According to the spokesman, Rieger did not recall the report’s existence. Rieger is listed among the original e-mail recipients of the report.

The concerns about publicity that Jewish organizations have expressed do appear to be justified in one particular area, namely that the Yemeni government was reportedly embarrassed by publicity suggesting that life was not safe for Jews in Yemen, who needed to be evacuated.

Citing the recent murder and other attacks, Jewish communal officials involved in the rescue operations said that Yemeni Jews’ financial concerns did not disprove that the community is in danger.

Maxine Finkelstein, the Jewish Agency’s North American CEO, said that “people always have concerns with their financial situation,” even in rescue situations.

Finkelstein added that the Yemeni émigrés to Israel were being offered an additional 40,000 shekels — slightly less than $10,000 — in addition to the normal package of absorption benefits.

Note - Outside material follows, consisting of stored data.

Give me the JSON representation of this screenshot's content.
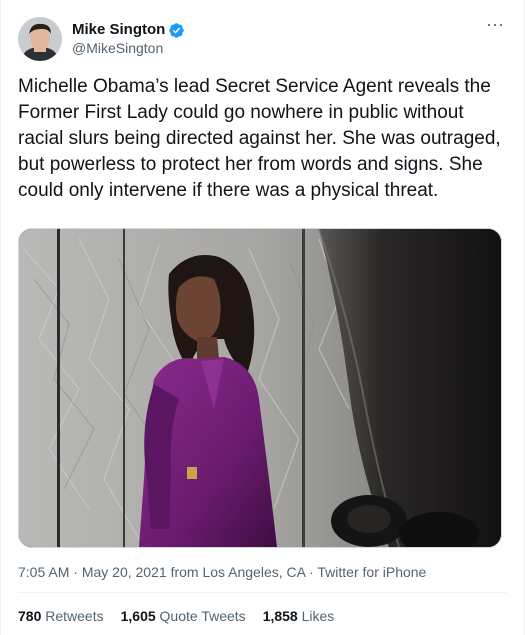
{
  "author": {
    "display_name": "Mike Sington",
    "handle": "@MikeSington",
    "verified": true
  },
  "more_icon": "ellipsis-icon",
  "tweet": {
    "text": "Michelle Obama’s lead Secret Service Agent reveals the Former First Lady could go nowhere in public without racial slurs being directed against her. She was outraged, but powerless to protect her from words and signs. She could only intervene if there was a physical threat.",
    "time": "7:05 AM",
    "date": "May 20, 2021",
    "location": "from Los Angeles, CA",
    "source": "Twitter for iPhone",
    "sep": "·"
  },
  "stats": {
    "retweets_count": "780",
    "retweets_label": "Retweets",
    "quotes_count": "1,605",
    "quotes_label": "Quote Tweets",
    "likes_count": "1,858",
    "likes_label": "Likes"
  },
  "colors": {
    "verified_blue": "#1d9bf0",
    "secondary_text": "#536471",
    "outfit_purple": "#6a1b6e"
  }
}
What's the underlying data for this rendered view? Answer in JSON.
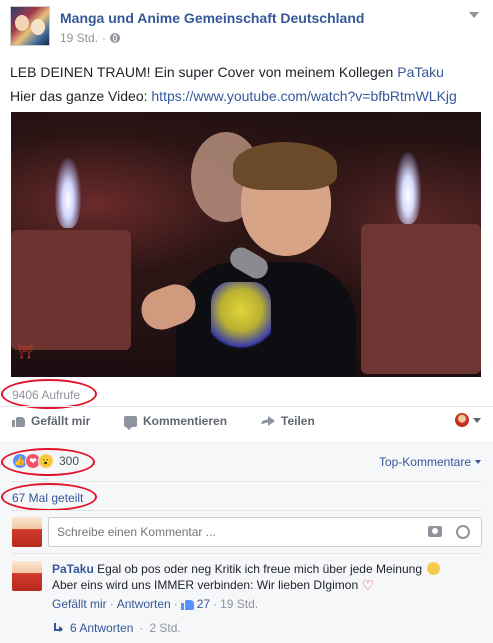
{
  "post": {
    "page_name": "Manga und Anime Gemeinschaft Deutschland",
    "time": "19 Std.",
    "dot": "·",
    "text_line1": "LEB DEINEN TRAUM! Ein super Cover von meinem Kollegen ",
    "mention": "PaTaku",
    "text_line2": "Hier das ganze Video: ",
    "link": "https://www.youtube.com/watch?v=bfbRtmWLKjg",
    "video_logo": "⛩"
  },
  "stats": {
    "views": "9406 Aufrufe",
    "reactions_count": "300",
    "shares": "67 Mal geteilt",
    "top_comments": "Top-Kommentare"
  },
  "actions": {
    "like": "Gefällt mir",
    "comment": "Kommentieren",
    "share": "Teilen"
  },
  "composer": {
    "placeholder": "Schreibe einen Kommentar ..."
  },
  "comment": {
    "author": "PaTaku",
    "text1": "Egal ob pos oder neg Kritik ich freue mich über jede Meinung",
    "text2": "Aber eins wird uns IMMER verbinden: Wir lieben DIgimon",
    "like": "Gefällt mir",
    "sep1": "·",
    "reply": "Antworten",
    "sep2": "·",
    "likes": "27",
    "sep3": "·",
    "time": "19 Std."
  },
  "replies": {
    "label": "6 Antworten",
    "sep": "·",
    "time": "2 Std."
  },
  "colors": {
    "link": "#365899",
    "highlight_ellipse": "#e0142a",
    "meta_gray": "#90949c"
  },
  "icons": [
    "globe-icon",
    "chevron-down-icon",
    "like-icon",
    "comment-icon",
    "share-icon",
    "camera-icon",
    "sticker-icon",
    "reply-arrow-icon",
    "smile-emoji-icon",
    "heart-emoji-icon"
  ]
}
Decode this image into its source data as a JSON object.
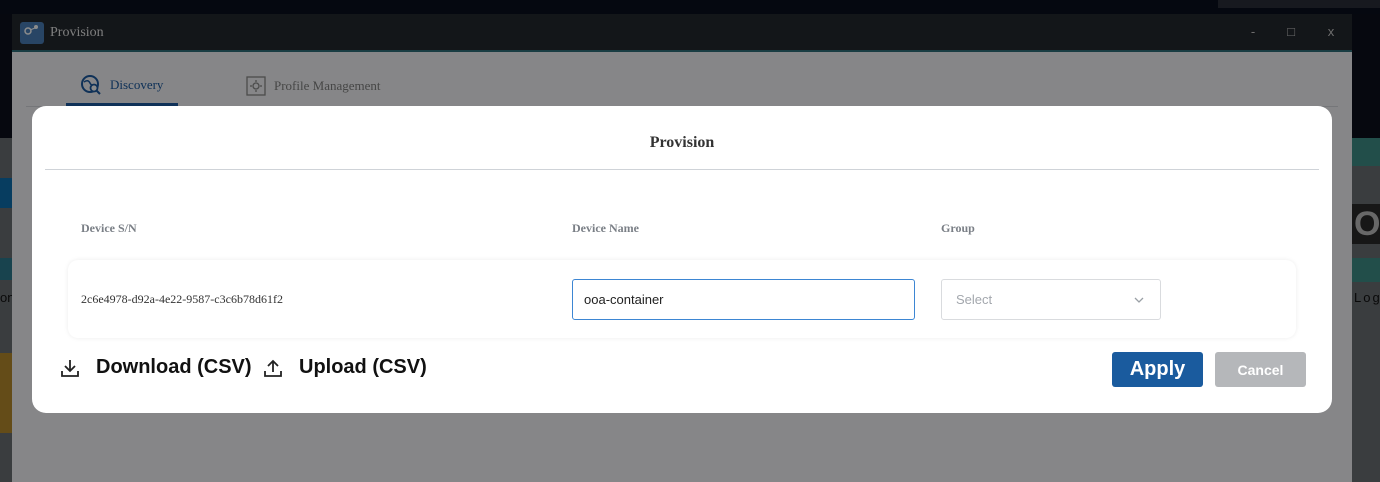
{
  "window": {
    "title": "Provision",
    "controls": {
      "minimize": "-",
      "maximize": "□",
      "close": "x"
    }
  },
  "tabs": [
    {
      "label": "Discovery",
      "icon": "globe-search-icon",
      "active": true
    },
    {
      "label": "Profile Management",
      "icon": "gear-icon",
      "active": false
    }
  ],
  "modal": {
    "title": "Provision",
    "columns": {
      "serial": "Device S/N",
      "name": "Device Name",
      "group": "Group"
    },
    "row": {
      "serial": "2c6e4978-d92a-4e22-9587-c3c6b78d61f2",
      "device_name": "ooa-container",
      "group_placeholder": "Select"
    },
    "actions": {
      "download": "Download (CSV)",
      "upload": "Upload (CSV)",
      "apply": "Apply",
      "cancel": "Cancel"
    }
  },
  "background": {
    "left_fragment": "on",
    "right_fragment_large": "O",
    "right_fragment_small": "Log"
  },
  "colors": {
    "accent": "#1a5b9e",
    "input_focus": "#3d86d3",
    "cancel_bg": "#b5b7ba",
    "titlebar": "#24282e"
  }
}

It also appears from the report that there is one additional area of divergence between the Yemeni Jews and those organizations that have been attempting to evacuate them. American Jewish officials have declared that some 110 people who have applied to leave for the United States will arrive by Passover. According to the report, however, the Yemeni Jews have declared that they would like to spend the holiday in Yemen.